William Oliveira Publicado em 08/11/2024, às 10h23
O Supremo Tribunal Federal (STF) concluiu, em sessão virtual realizada na terça-feira (5), o julgamento de mais 14 indivíduos implicados nos atos considerados antidemocráticos ocorridos em 8 de janeiro de 2023, na capital federal.
Conforme apresentado pela Procuradoria-Geral da República (PGR), durante os eventos, os acusados permaneceram no acampamento estabelecido nas imediações do Quartel-General do Exército. Enquanto isso, um grupo distinto avançava contra as sedes dos Três Poderes, causando danos. Embora os crimes atribuídos a esses indivíduos sejam de menor gravidade, a PGR enfatiza que a responsabilidade coletiva não pode ser desconsiderada.
Os condenados receberam penas de um ano de detenção, convertidas em restrições de direitos, por participação em associação criminosa. Além disso, foram impostas multas equivalentes a 10 salários mínimos por incitação ao crime, devido aos estímulos para que as Forças Armadas interviessem no governo.

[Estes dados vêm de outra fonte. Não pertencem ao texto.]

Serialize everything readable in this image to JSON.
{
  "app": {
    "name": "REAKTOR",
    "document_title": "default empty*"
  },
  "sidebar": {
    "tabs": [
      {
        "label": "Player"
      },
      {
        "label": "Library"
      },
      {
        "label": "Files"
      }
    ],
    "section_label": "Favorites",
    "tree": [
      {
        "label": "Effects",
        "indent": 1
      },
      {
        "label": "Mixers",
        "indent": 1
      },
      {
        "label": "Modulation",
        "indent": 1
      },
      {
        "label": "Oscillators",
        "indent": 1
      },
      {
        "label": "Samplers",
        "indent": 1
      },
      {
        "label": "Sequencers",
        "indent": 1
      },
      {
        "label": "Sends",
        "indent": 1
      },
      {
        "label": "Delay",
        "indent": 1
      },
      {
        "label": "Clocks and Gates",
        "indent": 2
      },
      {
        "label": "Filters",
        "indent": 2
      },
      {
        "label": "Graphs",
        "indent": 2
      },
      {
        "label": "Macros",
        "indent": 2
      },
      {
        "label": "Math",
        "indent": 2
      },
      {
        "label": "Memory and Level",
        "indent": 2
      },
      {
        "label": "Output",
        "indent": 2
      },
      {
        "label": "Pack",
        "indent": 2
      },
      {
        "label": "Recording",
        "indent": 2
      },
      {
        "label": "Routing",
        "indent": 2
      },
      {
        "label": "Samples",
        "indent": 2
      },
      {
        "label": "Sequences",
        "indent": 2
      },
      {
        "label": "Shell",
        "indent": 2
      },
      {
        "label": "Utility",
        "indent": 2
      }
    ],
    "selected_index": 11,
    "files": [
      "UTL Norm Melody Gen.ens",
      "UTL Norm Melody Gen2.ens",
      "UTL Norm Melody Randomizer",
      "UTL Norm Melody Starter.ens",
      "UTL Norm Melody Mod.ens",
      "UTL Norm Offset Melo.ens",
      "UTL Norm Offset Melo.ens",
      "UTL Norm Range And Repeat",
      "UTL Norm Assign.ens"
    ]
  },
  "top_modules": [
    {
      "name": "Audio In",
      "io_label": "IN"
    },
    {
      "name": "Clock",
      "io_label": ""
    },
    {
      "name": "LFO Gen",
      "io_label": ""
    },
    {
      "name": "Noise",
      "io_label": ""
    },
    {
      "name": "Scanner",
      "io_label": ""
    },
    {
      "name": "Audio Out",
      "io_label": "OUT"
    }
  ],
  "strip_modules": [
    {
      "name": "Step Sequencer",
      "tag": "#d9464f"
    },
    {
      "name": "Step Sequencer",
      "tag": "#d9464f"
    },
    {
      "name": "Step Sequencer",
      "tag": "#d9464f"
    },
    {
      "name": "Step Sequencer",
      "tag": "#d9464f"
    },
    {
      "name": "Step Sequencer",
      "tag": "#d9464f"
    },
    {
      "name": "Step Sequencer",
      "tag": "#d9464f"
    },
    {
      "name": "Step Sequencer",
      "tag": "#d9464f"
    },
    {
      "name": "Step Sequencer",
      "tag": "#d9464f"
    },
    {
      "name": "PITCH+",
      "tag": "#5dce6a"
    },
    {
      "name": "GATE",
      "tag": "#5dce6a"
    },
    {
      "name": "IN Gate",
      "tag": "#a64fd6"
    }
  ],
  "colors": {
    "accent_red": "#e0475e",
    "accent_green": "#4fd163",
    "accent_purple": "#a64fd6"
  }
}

Sem deter uma pena privativa de liberdade, os réus perdem a condição de primários, uma vez que recusaram o Acordo de Não Persecução Penal (ANPP). Esta proposta da PGR permitia evitar processos penais mediante confissão e cumprimento de condições específicas, como prestação de serviços à comunidade e pagamento de multas.

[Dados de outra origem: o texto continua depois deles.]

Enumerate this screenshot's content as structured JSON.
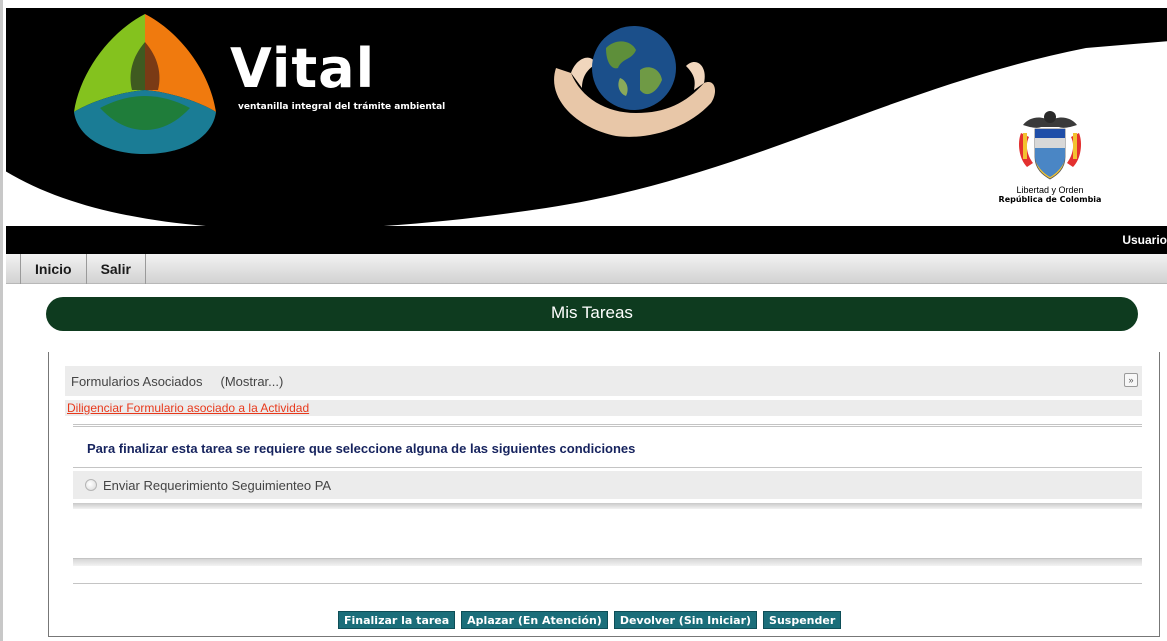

O ministro Alexandre de Moraes, relator do caso, destacou que mais de 400 réus com envolvimento similar optaram por aceitar o ANPP, confessando os delitos cometidos.
Moraes ressaltou que os réus estavam cientes das intenções golpistas associadas ao acampamento e que sua presença contínua no local após os atos violentos evidenciava o objetivo antidemocrático almejado, que era a desestabilização do Estado de Direito.

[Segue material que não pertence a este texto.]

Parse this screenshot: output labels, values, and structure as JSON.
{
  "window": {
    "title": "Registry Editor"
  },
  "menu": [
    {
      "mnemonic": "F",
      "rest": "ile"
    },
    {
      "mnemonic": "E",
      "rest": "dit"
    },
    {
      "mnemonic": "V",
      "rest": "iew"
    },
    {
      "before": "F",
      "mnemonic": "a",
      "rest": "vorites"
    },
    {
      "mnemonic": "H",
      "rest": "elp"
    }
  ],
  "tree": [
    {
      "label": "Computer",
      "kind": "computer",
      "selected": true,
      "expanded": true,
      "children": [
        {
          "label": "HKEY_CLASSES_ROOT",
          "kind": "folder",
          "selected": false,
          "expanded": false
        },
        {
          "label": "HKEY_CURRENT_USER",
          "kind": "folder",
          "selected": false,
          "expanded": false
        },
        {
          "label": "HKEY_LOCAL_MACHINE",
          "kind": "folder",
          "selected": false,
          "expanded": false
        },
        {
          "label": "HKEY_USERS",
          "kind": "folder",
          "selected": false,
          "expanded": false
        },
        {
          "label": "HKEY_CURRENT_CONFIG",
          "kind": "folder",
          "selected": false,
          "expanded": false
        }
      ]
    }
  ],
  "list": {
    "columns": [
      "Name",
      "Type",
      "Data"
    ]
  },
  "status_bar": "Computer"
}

Além da prestação obrigatória de 225 horas de serviços comunitários, os condenados deverão participar de um curso sobre "Democracia, Estado de Direito e Golpe de Estado", promovido pelo Ministério Público Federal (MPF). Estão também proibidos de deixar seus municípios residenciais ou utilizar redes sociais e terão seus passaportes apreendidos como medida adicional.